One thing I’ve learned, though, is when it comes to Shooter Jennings you come for the country and stay for the diversions. Even for Shooter, though, this one seemed incongruous. “Sometimes Y” is a pairing that appears to make sense. I am not going to claim that I am a rap music fan, but I’d heard of Yelawolf. I knew he was different to the rest. I’d read a review in The Guardian which had said he was a “master storyteller.”

I love words. I love Shooter Jennings. Right, cool. Let’s give this a go shall we?

Beginning as if it was lifting off from Cape Canaveral, and with some prog overture, the title track wasn’t what I expected. Then precisely 1 minute 13 seconds in, something happens: It turns into an arena rock song. Seething, raging and thunderous, by the second verse Yela is yelling: “They said let that freedom ring and that liar was a joke/I can’t listen to them clowns caught in that circus show/If you believe what they tell you to believe, then that’s control.”

The inference is clear as day: no one is telling them what to think, what to do and what record to make.
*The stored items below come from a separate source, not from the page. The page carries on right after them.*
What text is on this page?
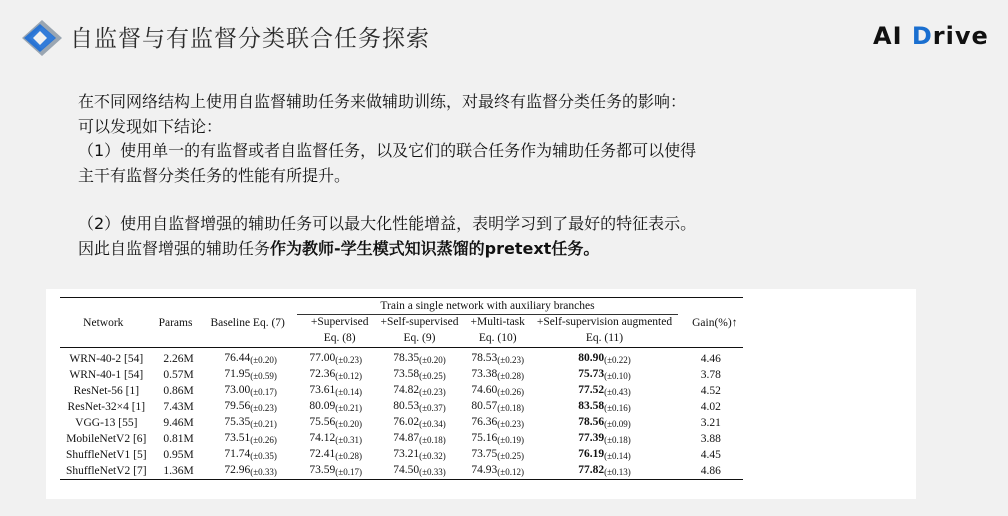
自监督与有监督分类联合任务探索	AI Drive

在不同网络结构上使用自监督辅助任务来做辅助训练，对最终有监督分类任务的影响：

可以发现如下结论：

（1）使用单一的有监督或者自监督任务，以及它们的联合任务作为辅助任务都可以使得

主干有监督分类任务的性能有所提升。

（2）使用自监督增强的辅助任务可以最大化性能增益，表明学习到了最好的特征表示。

因此自监督增强的辅助任务作为教师-学生模式知识蒸馏的pretext任务。

Network	Params	Baseline Eq. (7)	Train a single network with auxiliary branches				Gain(%)↑
			+Supervised	+Self-supervised	+Multi-task	+Self-supervision augmented	
			Eq. (8)	Eq. (9)	Eq. (10)	Eq. (11)	
WRN-40-2 [54]	2.26M	$76.44_{(\pm 0.20)}$	$77.00_{(\pm 0.23)}$	$78.35_{(\pm 0.20)}$	$78.53_{(\pm 0.23)}$	$80.90_{(\pm 0.22)}$	4.46
WRN-40-1 [54]	0.57M	$71.95_{(\pm 0.59)}$	$72.36_{(\pm 0.12)}$	$73.58_{(\pm 0.25)}$	$73.38_{(\pm 0.28)}$	$75.73_{(\pm 0.10)}$	3.78
ResNet-56 [1]	0.86M	$73.00_{(\pm 0.17)}$	$73.61_{(\pm 0.14)}$	$74.82_{(\pm 0.23)}$	$74.60_{(\pm 0.26)}$	$77.52_{(\pm 0.43)}$	4.52
ResNet-32×4 [1]	7.43M	$79.56_{(\pm 0.23)}$	$80.09_{(\pm 0.21)}$	$80.53_{(\pm 0.37)}$	$80.57_{(\pm 0.18)}$	$83.58_{(\pm 0.16)}$	4.02
VGG-13 [55]	9.46M	$75.35_{(\pm 0.21)}$	$75.56_{(\pm 0.20)}$	$76.02_{(\pm 0.34)}$	$76.36_{(\pm 0.23)}$	$78.56_{(\pm 0.09)}$	3.21
MobileNetV2 [6]	0.81M	$73.51_{(\pm 0.26)}$	$74.12_{(\pm 0.31)}$	$74.87_{(\pm 0.18)}$	$75.16_{(\pm 0.19)}$	$77.39_{(\pm 0.18)}$	3.88
ShuffleNetV1 [5]	0.95M	$71.74_{(\pm 0.35)}$	$72.41_{(\pm 0.28)}$	$73.21_{(\pm 0.32)}$	$73.75_{(\pm 0.25)}$	$76.19_{(\pm 0.14)}$	4.45
ShuffleNetV2 [7]	1.36M	$72.96_{(\pm 0.33)}$	$73.59_{(\pm 0.17)}$	$74.50_{(\pm 0.33)}$	$74.93_{(\pm 0.12)}$	$77.82_{(\pm 0.13)}$	4.86
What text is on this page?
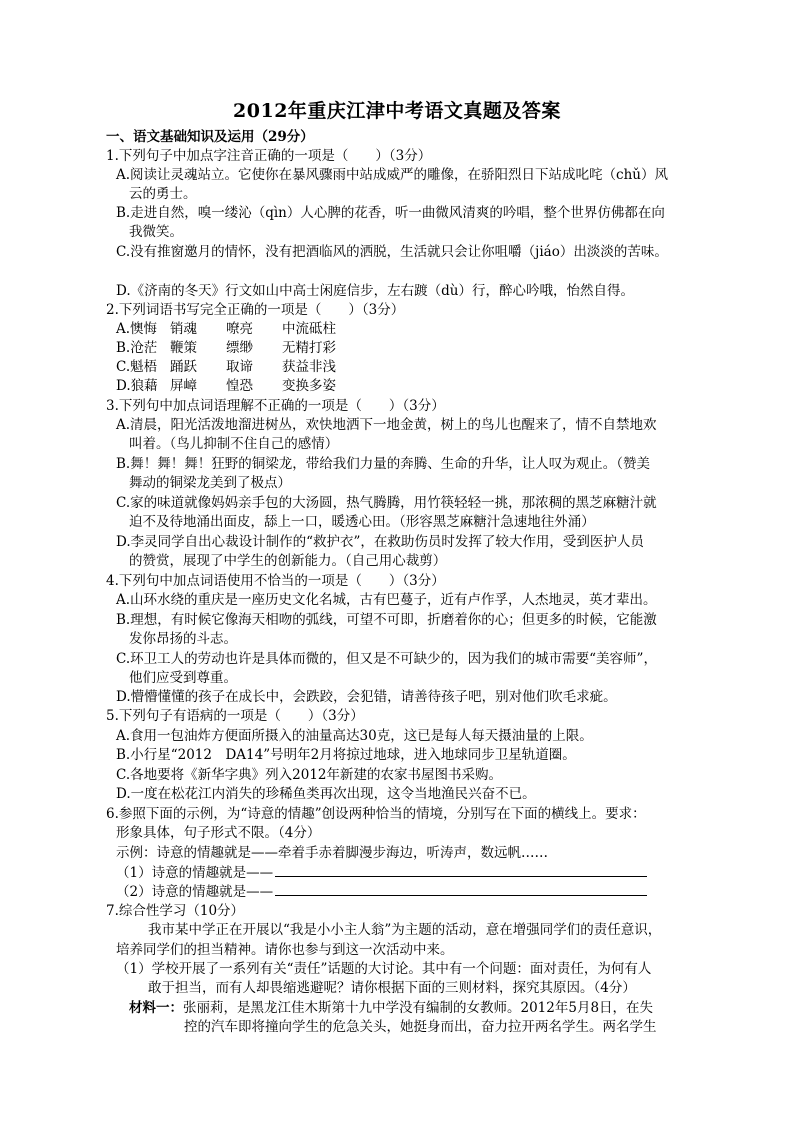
2012年重庆江津中考语文真题及答案
一、语文基础知识及运用（29分）
1.下列句子中加点字注音正确的一项是（　　）（3分）
A.阅读让灵魂站立。它使你在暴风骤雨中站成威严的雕像，在骄阳烈日下站成叱咤（chǔ）风
云的勇士。
B.走进自然，嗅一缕沁（qìn）人心脾的花香，听一曲微风清爽的吟唱，整个世界仿佛都在向
我微笑。
C.没有推窗邀月的情怀，没有把酒临风的洒脱，生活就只会让你咀嚼（jiáo）出淡淡的苦味。
D.《济南的冬天》行文如山中高士闲庭信步，左右踱（dù）行，醉心吟哦，怡然自得。
2.下列词语书写完全正确的一项是（　　）（3分）
A.懊悔 销魂 嘹亮 中流砥柱
B.沧茫 鞭策 缥缈 无精打彩
C.魁梧 踊跃 取谛 获益非浅
D.狼藉 屏嶂 惶恐 变换多姿
3.下列句中加点词语理解不正确的一项是（　　）（3分）
A.清晨，阳光活泼地溜进树丛，欢快地洒下一地金黄，树上的鸟儿也醒来了，情不自禁地欢
叫着。（鸟儿抑制不住自己的感情）
B.舞！舞！舞！狂野的铜梁龙，带给我们力量的奔腾、生命的升华，让人叹为观止。（赞美
舞动的铜梁龙美到了极点）
C.家的味道就像妈妈亲手包的大汤圆，热气腾腾，用竹筷轻轻一挑，那浓稠的黑芝麻糖汁就
迫不及待地涌出面皮，舔上一口，暖透心田。（形容黑芝麻糖汁急速地往外涌）
D.李灵同学自出心裁设计制作的“救护衣”，在救助伤员时发挥了较大作用，受到医护人员
的赞赏，展现了中学生的创新能力。（自己用心裁剪）
4.下列句中加点词语使用不恰当的一项是（　　）（3分）
A.山环水绕的重庆是一座历史文化名城，古有巴蔓子，近有卢作孚，人杰地灵，英才辈出。
B.理想，有时候它像海天相吻的弧线，可望不可即，折磨着你的心；但更多的时候，它能激
发你昂扬的斗志。
C.环卫工人的劳动也许是具体而微的，但又是不可缺少的，因为我们的城市需要“美容师”，
他们应受到尊重。
D.懵懵懂懂的孩子在成长中，会跌跤，会犯错，请善待孩子吧，别对他们吹毛求疵。
5.下列句子有语病的一项是（　　）（3分）
A.食用一包油炸方便面所摄入的油量高达30克，这已是每人每天摄油量的上限。
B.小行星“2012　DA14”号明年2月将掠过地球，进入地球同步卫星轨道圈。
C.各地要将《新华字典》列入2012年新建的农家书屋图书采购。
D.一度在松花江内消失的珍稀鱼类再次出现，这令当地渔民兴奋不已。
6.参照下面的示例，为“诗意的情趣”创设两种恰当的情境，分别写在下面的横线上。要求：
形象具体，句子形式不限。（4分）
示例：诗意的情趣就是——牵着手赤着脚漫步海边，听涛声，数远帆……
（1）诗意的情趣就是——
（2）诗意的情趣就是——
7.综合性学习（10分）
我市某中学正在开展以“我是小小主人翁”为主题的活动，意在增强同学们的责任意识，
培养同学们的担当精神。请你也参与到这一次活动中来。
（1）学校开展了一系列有关“责任”话题的大讨论。其中有一个问题：面对责任，为何有人
敢于担当，而有人却畏缩逃避呢？请你根据下面的三则材料，探究其原因。（4分）
材料一：张丽莉，是黑龙江佳木斯第十九中学没有编制的女教师。2012年5月8日，在失
控的汽车即将撞向学生的危急关头，她挺身而出，奋力拉开两名学生。两名学生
That’s the vibe throughout. “Hole In My Head” is gentle, lilting, a love song. It was only on the second listen that I heard the words: “the sheets are fresh and the coke is too”. I am assuming this isn’t a soft drink. What it does show, though is how many layers this record has. How much is going on here and how much it has to offer.

Yelawolf is a sensational wordsmith, and Jennings always knows what music to provide, like he did for Duff McKagan a couple of years ago. The bass hums on “Rock N Roll Baby”, it floats around, and the lyrics are poetic, bleak yet somehow beautiful.

Everything here is so well done, but there are some true highlights. “Make Me A Believer”, all 80s power chords and unashamed posturing is one. You find yourself singing the hook at the top of your voice, like you’ve been touched too by the glory. But “…..Sometimes Y” is nothing if not varied. “Shoe String”, with its lap steel whirring, sees Yelawolf speak the rap over the top, its claustrophobic and raw, almost confessional.

Arguably the best thing here is “Radio”. Post punk, you’d have found me at a school disco in the 1980s with this type of synth driven energy, pretending some girl or other liked me. It is quite brilliant and the way it finds itself a hook to explode into is quite something.

Of course they follow this up with something that takes another left turn in “Jump Out The Window”, but this is not a record that is going to follow a path. It knows the best fun happens when you explore. And my, this does that. “Catch You On The Other Side” is a beautiful piano ballad, Elton John would have sold millions with this in the 70s. It’s opening verse lays it bare: “Where did I go wrong I don’t know/Maybe I reacted on insecurities/Maybe my daddy’s to blame I don’t know. “ The emotions here are real. That’s why its so good.

“Fucked Up Day” is terrifying in its dystopia. Somewhere between “Something In The Way” era Nirvana, Billie Eilish, and Yes and there’s a xylophone (which always scares the shit out of me) and if what you are thinking is “I’ll tell you what this needs, it requires a recipe to make Moonshine and a Southern rocker that’s like Black Stone Cherry playing punk” then “Moonshiners Run” got you covered.

“Sometimes Y” is incredible – in any sense of the word – but it’s also one of 2022’s most innovative records. It’s what happens when two gifted artists, simply pose the question: “Y not.”